Erik kissed me again and shrugged.
“I’ll just take another shower, with you.”
The huge smile on my lips was genuine now. He was definitely my Erik today, and in an unusually good mood.
“The offer is super tempting,” I said. “But we have a meeting with Victoria in half an hour.”
“No biggie, she loves me,” he replied flippantly, a mischievous look in his eyes.
Erik was right. For some reason, Victoria Walburton did love him. She treated him like a son, indulging his every whim and overlooking his occasional outbursts. It was funny, too, because Erik hated authority on principle, and acted accordingly. Yet snooty, impossibly proper Victoria had never taken offense or become irritated with the disrespectful behavior he was prone to in those situations. Truthfully, I think she found him charming. Which, of course, he could be.
“Right,” I said with a laugh. “Emphasis on you, buddy. Her feelings run a little colder where I’m concerned.”
As much as she loved my boyfriend, Victoria disliked me. Actually, it was more that she feared me, which made her mad at herself. I knew this not because she’d ever have admitted the truth, but because I’d read her mind.
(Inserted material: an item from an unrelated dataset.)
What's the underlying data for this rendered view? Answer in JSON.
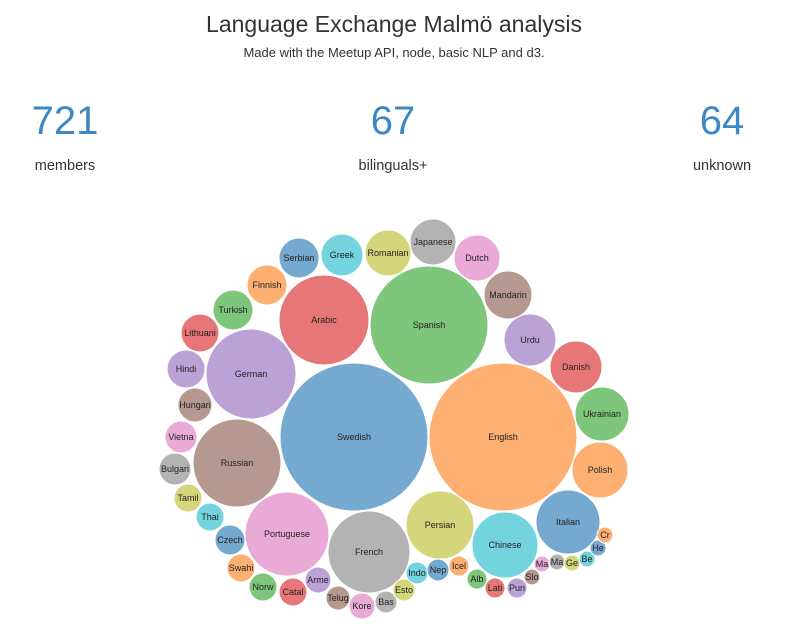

Erik and Penny were the two most dangerous Talents in the world currently, having been injected with so much of the Creation drug and so many different Talent Signatures. I was a distant third, at best. Nevertheless, Victoria considered me the largest threat. It bothered her how uncomfortable I made her, and for that she blamed me. She was a good, maybe even great, blocker. But the stress and fatigue that went with her job drilled holes in her mental walls, and I’d seen myself through her eyes.
Truthfully, I enjoyed how much the mere mention of my name irked the UNITED councilwoman. It gave me a heady sense of power. Still, I tried to stay off of her radar. I avoided interaction unless it was absolutely necessary, which was rare. There was a fine line between being powerful enough to be useful and so powerful that she had me contained. The latter was something I still feared. So I had to remain an asset.
“Fine,” Erik gave a tortured sigh, as if it had been eons since he’d seen me without my clothes, “Go shower alone. Later, though, you’re all mine.”
“Deal.”
After giving him one last lingering kiss, I headed to the bathroom.